Одевалась Мари скромно, почти как подросток, в свитера, блузки и юбки; иногда набрасывала кружевной шарф, вельветовую куртку или вышитый жакет, в которых выглядела очаровательно старомодной в этом городе, где каждый считал обязательным шить костюмы у портного. Наверное, она находит одежду на чердаках своих фамильных замков, думал Бруно, мечтая подарить ей какой-нибудь роскошный наряд или дорогое украшение. В день ее рождения Бруно пошел к лучшему в городе антиквару и купил вазу из белой керамики эпохи династии Сун. Покрытая глазурью ваза отличалась удивительной красотой и простотой формы. Мари пришла в восторг, но принять вазу отказалась, зная истинную цену семисотлетнему произведению искусства. Теперь отвергнутая ваза стояла на каминной полке в спальне Бруно, напоминая ему о том, что он вел себя с Мари де Ларошфуко, как глупый нувориш.

Своей чистотой и невинностью она сводила его с ума. Мари никогда не упоминала об этом, но Бруно, как все влюбленные, стал наблюдателен и узнал, что каждое утро она ходит к ранней мессе. Однажды, придя к чаю на несколько минут раньше других гостей, он оказался в гостиной один и в приоткрытую дверь увидел угол спальни Мари, где потертая скамеечка для молитвы стояла рядом с распятием. Бруно не решился открыть дверь шире, и невидимая постель осталась для него священной тайной, но он знал, что недостоин даже помышлять о ней. Просыпаясь среди ночи – а это случалось с ним все чаще, – Бруно удивлялся тому, что так неожиданно и безоглядно влюбился в неопытную, религиозную, интеллектуальную и целомудренную девушку, юность которой протекла в тиши монастырей, классных комнат и музеев. Мари не занимало ни светское общество, ни его интриги, ни ее положение. Средоточием ее интересов, если он правильно понял, была учеба, которая давала Мари чистую радость. С чувственной точки зрения, эта девушка была чистой страницей и словно вовсе не интересовалась тем, подарит ли ей судьба мужа и детей.

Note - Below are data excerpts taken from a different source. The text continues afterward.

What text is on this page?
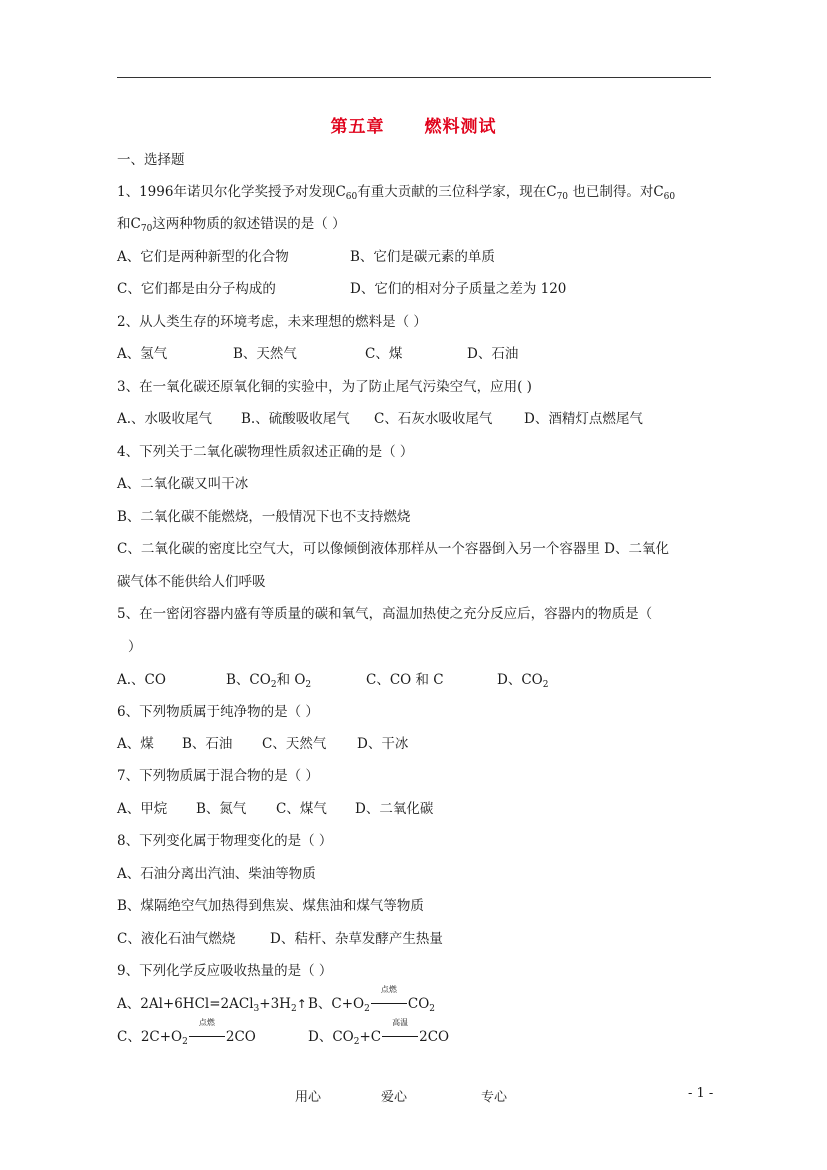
第五章 燃料测试
一、选择题
1、1996年诺贝尔化学奖授予对发现$C_{60}$有重大贡献的三位科学家，现在$C_{70}$ 也已制得。对$C_{60}$
和$C_{70}$这两种物质的叙述错误的是（ ）
A、它们是两种新型的化合物	B、它们是碳元素的单质
C、它们都是由分子构成的	D、它们的相对分子质量之差为 120
2、从人类生存的环境考虑，未来理想的燃料是（ ）
A、氢气	B、天然气	C、煤	D、石油
3、在一氧化碳还原氧化铜的实验中，为了防止尾气污染空气，应用( )
A.、水吸收尾气 B.、硫酸吸收尾气 C、石灰水吸收尾气 D、酒精灯点燃尾气
4、下列关于二氧化碳物理性质叙述正确的是（ ）
A、二氧化碳又叫干冰
B、二氧化碳不能燃烧，一般情况下也不支持燃烧
C、二氧化碳的密度比空气大，可以像倾倒液体那样从一个容器倒入另一个容器里 D、二氧化
碳气体不能供给人们呼吸
5、在一密闭容器内盛有等质量的碳和氧气，高温加热使之充分反应后，容器内的物质是（
）
A.、CO	B、$CO_2$和 $O_2$	C、CO 和 C	D、$CO_2$
6、下列物质属于纯净物的是（ ）
A、煤 B、石油 C、天然气 D、干冰
7、下列物质属于混合物的是（ ）
A、甲烷 B、氮气 C、煤气 D、二氧化碳
8、下列变化属于物理变化的是（ ）
A、石油分离出汽油、柴油等物质
B、煤隔绝空气加热得到焦炭、煤焦油和煤气等物质
C、液化石油气燃烧	D、秸杆、杂草发酵产生热量
9、下列化学反应吸收热量的是（ ）
A、$2Al+6HCl=2ACl_3+3H_2↑$ B、$C+O_2$
点燃
$CO_2$
C、$2C+O_2$
点燃
2CO	D、$CO_2+C$
高温
2CO
用心	爱心	专心	- 1 -
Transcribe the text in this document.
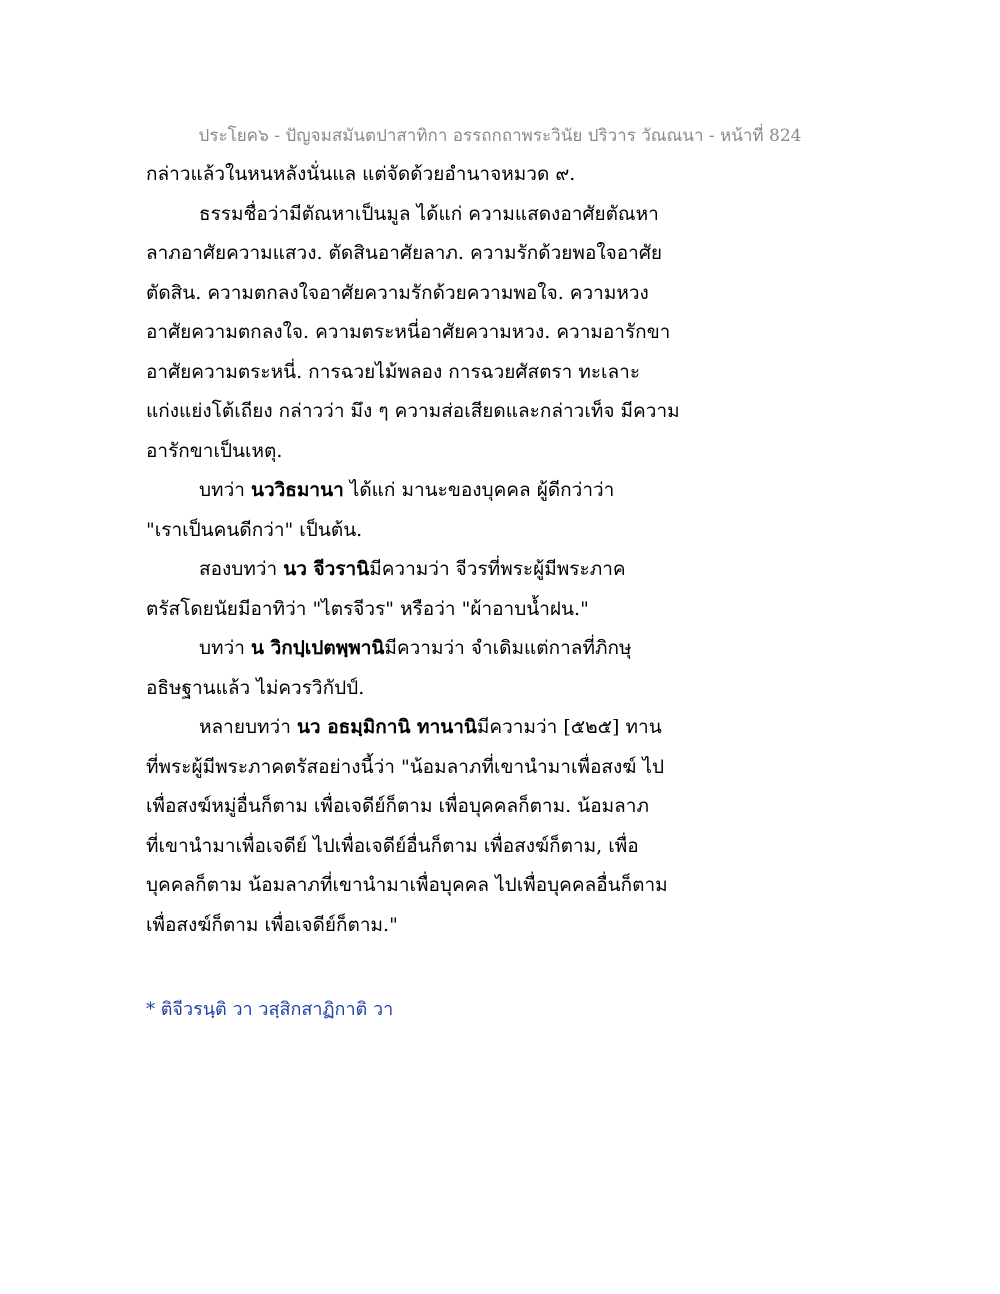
ประโยค๖ - ปัญจมสมันตปาสาทิกา อรรถกถาพระวินัย ปริวาร วัณณนา - หน้าที่ 824
กล่าวแล้วในหนหลังนั่นแล แต่จัดด้วยอำนาจหมวด ๙.
ธรรมชื่อว่ามีตัณหาเป็นมูล ได้แก่ ความแสดงอาศัยตัณหา
ลาภอาศัยความแสวง. ตัดสินอาศัยลาภ. ความรักด้วยพอใจอาศัย
ตัดสิน. ความตกลงใจอาศัยความรักด้วยความพอใจ. ความหวง
อาศัยความตกลงใจ. ความตระหนี่อาศัยความหวง. ความอารักขา
อาศัยความตระหนี่. การฉวยไม้พลอง การฉวยศัสตรา ทะเลาะ
แก่งแย่งโต้เถียง กล่าวว่า มึง ๆ ความส่อเสียดและกล่าวเท็จ มีความ
อารักขาเป็นเหตุ.
บทว่า นววิธมานา ได้แก่ มานะของบุคคล ผู้ดีกว่าว่า
"เราเป็นคนดีกว่า" เป็นต้น.
สองบทว่า นว จีวรานิมีความว่า จีวรที่พระผู้มีพระภาค
ตรัสโดยนัยมีอาทิว่า "ไตรจีวร" หรือว่า "ผ้าอาบน้ำฝน."
บทว่า น วิกปฺเปตพฺพานิมีความว่า จำเดิมแต่กาลที่ภิกษุ
อธิษฐานแล้ว ไม่ควรวิกัปป์.
หลายบทว่า นว อธมฺมิกานิ ทานานิมีความว่า [๕๒๕] ทาน
ที่พระผู้มีพระภาคตรัสอย่างนี้ว่า "น้อมลาภที่เขานำมาเพื่อสงฆ์ ไป
เพื่อสงฆ์หมู่อื่นก็ตาม เพื่อเจดีย์ก็ตาม เพื่อบุคคลก็ตาม. น้อมลาภ
ที่เขานำมาเพื่อเจดีย์ ไปเพื่อเจดีย์อื่นก็ตาม เพื่อสงฆ์ก็ตาม, เพื่อ
บุคคลก็ตาม น้อมลาภที่เขานำมาเพื่อบุคคล ไปเพื่อบุคคลอื่นก็ตาม
เพื่อสงฆ์ก็ตาม เพื่อเจดีย์ก็ตาม."
* ติจีวรนฺติ วา วสฺสิกสาฏิกาติ วา
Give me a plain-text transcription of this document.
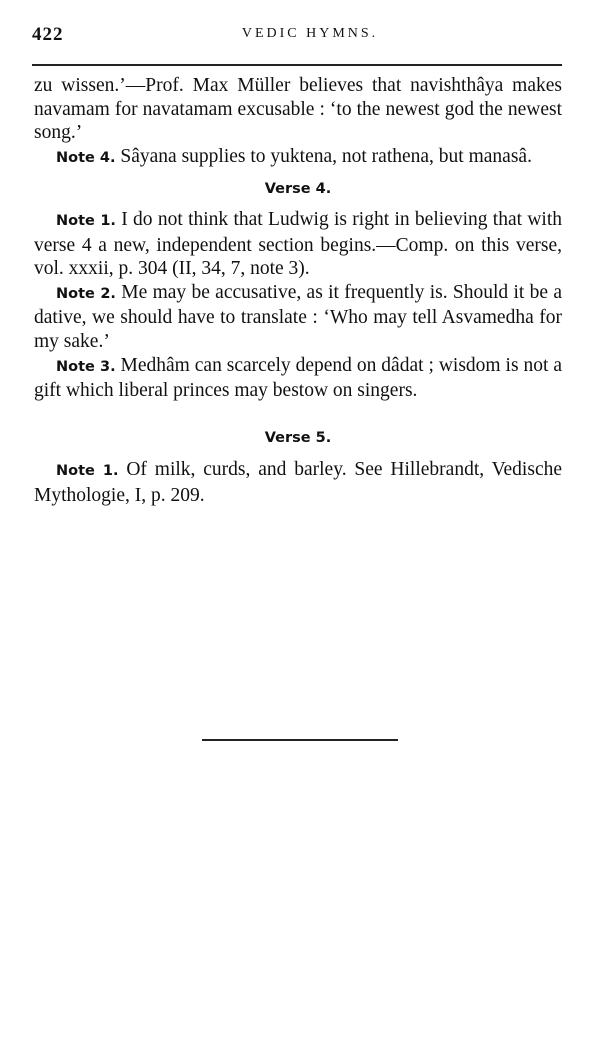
422	VEDIC HYMNS.

zu wissen.’—Prof. Max Müller believes that navishthâya makes navamam for navatamam excusable : ‘to the newest god the newest song.’

Note 4. Sâyana supplies to yuktena, not rathena, but manasâ.

Verse 4.

Note 1. I do not think that Ludwig is right in believing that with verse 4 a new, independent section begins.—Comp. on this verse, vol. xxxii, p. 304 (II, 34, 7, note 3).

Note 2. Me may be accusative, as it frequently is. Should it be a dative, we should have to translate : ‘Who may tell Asvamedha for my sake.’

Note 3. Medhâm can scarcely depend on dâdat ; wisdom is not a gift which liberal princes may bestow on singers.

Verse 5.

Note 1. Of milk, curds, and barley. See Hillebrandt, Vedische Mythologie, I, p. 209.
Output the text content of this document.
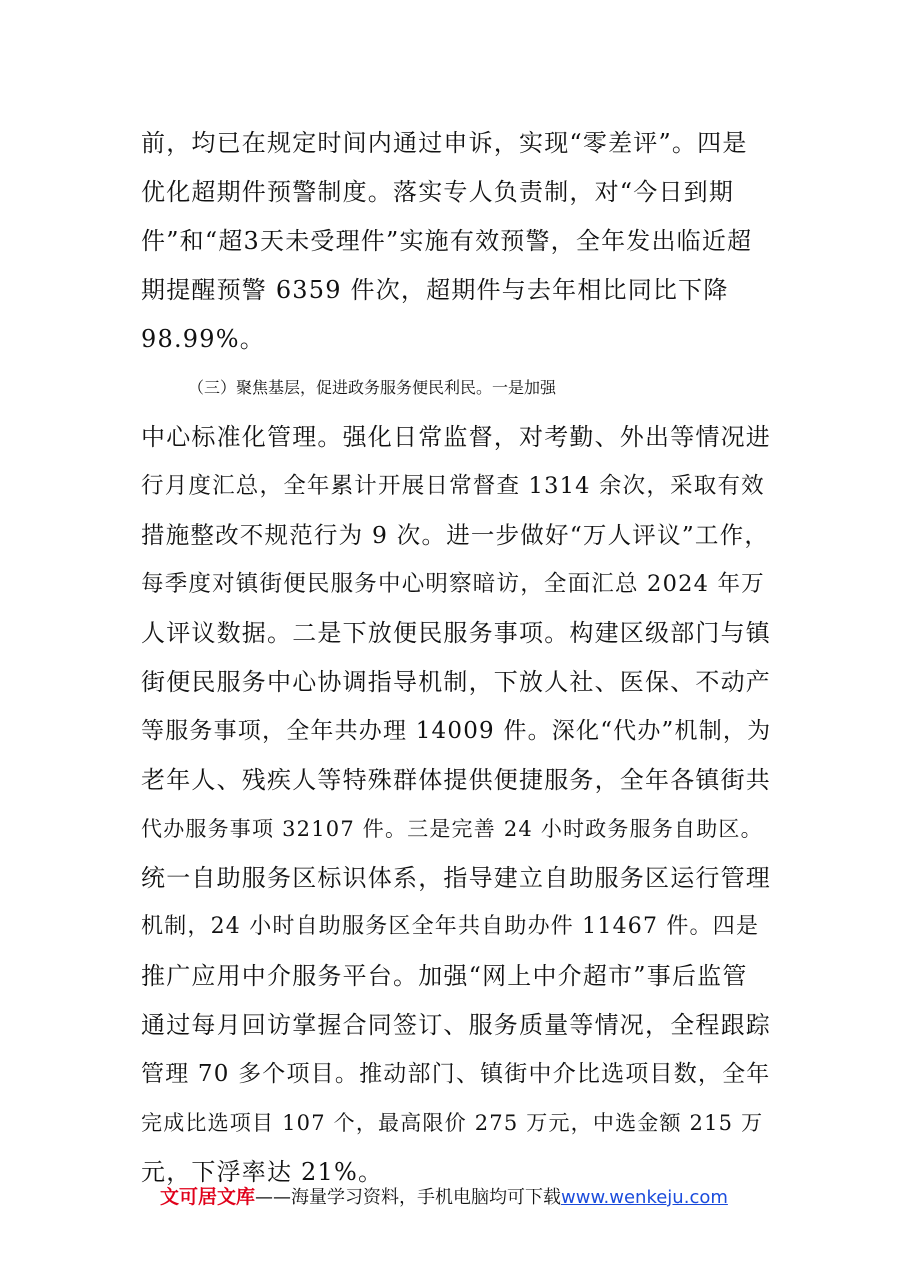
前，均已在规定时间内通过申诉，实现“零差评”。四是
优化超期件预警制度。落实专人负责制，对“今日到期
件”和“超3天未受理件”实施有效预警，全年发出临近超
期提醒预警 6359 件次，超期件与去年相比同比下降
98.99%。
（三）聚焦基层，促进政务服务便民利民。一是加强
中心标准化管理。强化日常监督，对考勤、外出等情况进
行月度汇总，全年累计开展日常督查 1314 余次，采取有效
措施整改不规范行为 9 次。进一步做好“万人评议”工作，
每季度对镇街便民服务中心明察暗访，全面汇总 2024 年万
人评议数据。二是下放便民服务事项。构建区级部门与镇
街便民服务中心协调指导机制，下放人社、医保、不动产
等服务事项，全年共办理 14009 件。深化“代办”机制，为
老年人、残疾人等特殊群体提供便捷服务，全年各镇街共
代办服务事项 32107 件。三是完善 24 小时政务服务自助区。
统一自助服务区标识体系，指导建立自助服务区运行管理
机制，24 小时自助服务区全年共自助办件 11467 件。四是
推广应用中介服务平台。加强“网上中介超市”事后监管
通过每月回访掌握合同签订、服务质量等情况，全程跟踪
管理 70 多个项目。推动部门、镇街中介比选项目数，全年
完成比选项目 107 个，最高限价 275 万元，中选金额 215 万
元，下浮率达 21%。
文可居文库——海量学习资料，手机电脑均可下载www.wenkeju.com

Может, он просто идеализирует целомудрие Мари после стольких лет тайных, постыдных связей со зрелыми и порочными женщинами? Или же это следствие его сексуальной пресыщенности? Может, его восхищает ее умение быть истинной француженкой, и это дает ему, тоскующему изгнаннику, надежду, что Мари заполнит пустоту его жизни?

Каждое из этих рациональных объяснений существовало ровно столько, сколько нужно было Бруно, чтобы сформулировать его. Все они рассыпались, едва Бруно вспоминал, как Мари поворачивает к нему свою маленькую головку, смеется над его шуткой или соглашается пойти с ним пообедать или в кино. Она обожала американские фильмы, в лучшем случае, простые и бесхитростные. Нью-Йорк приводил Мари в совершеннейший восторг. Иногда она вытаскивала Бруно на прогулку, и они ехали в метро, а потом на автобусе от Пятой авеню до Вашингтон-сквер-парк. Потом, добравшись пешком до Бликер-стрит, заходили в дешевое студенческое кафе, где Мари любила посидеть, наблюдая кипевшую вокруг богемную жизнь. Но такое счастье выпадало Бруно лишь в редкие выходные дни: в будни Мари обедала с Алленами и занималась до позднего вечера.

Рядом с Мари он видел и других мужчин. Аллены познакомили ее с самыми завидными женихами Нью-Йорка, но острый и ревнивый взор Бруно убеждал его в том, что ни одному из них Мари не отдавала предпочтения. Бруно не заметил среди них ни одного француза, но между тем был абсолютно уверен в том, что Мари не собирается провести жизнь в Соединенных Штатах, хотя ей очень нравился Нью-Йорк и она была поглощена учебой. Мари призналась ему, что очень скучает по своей большой семье. Бруно познакомился с Мари де Ларошфуко на Рождество в 1950 году, а теперь, поздней весной 1951 года, она с нетерпением ждала лета, надеясь провести его во Франции.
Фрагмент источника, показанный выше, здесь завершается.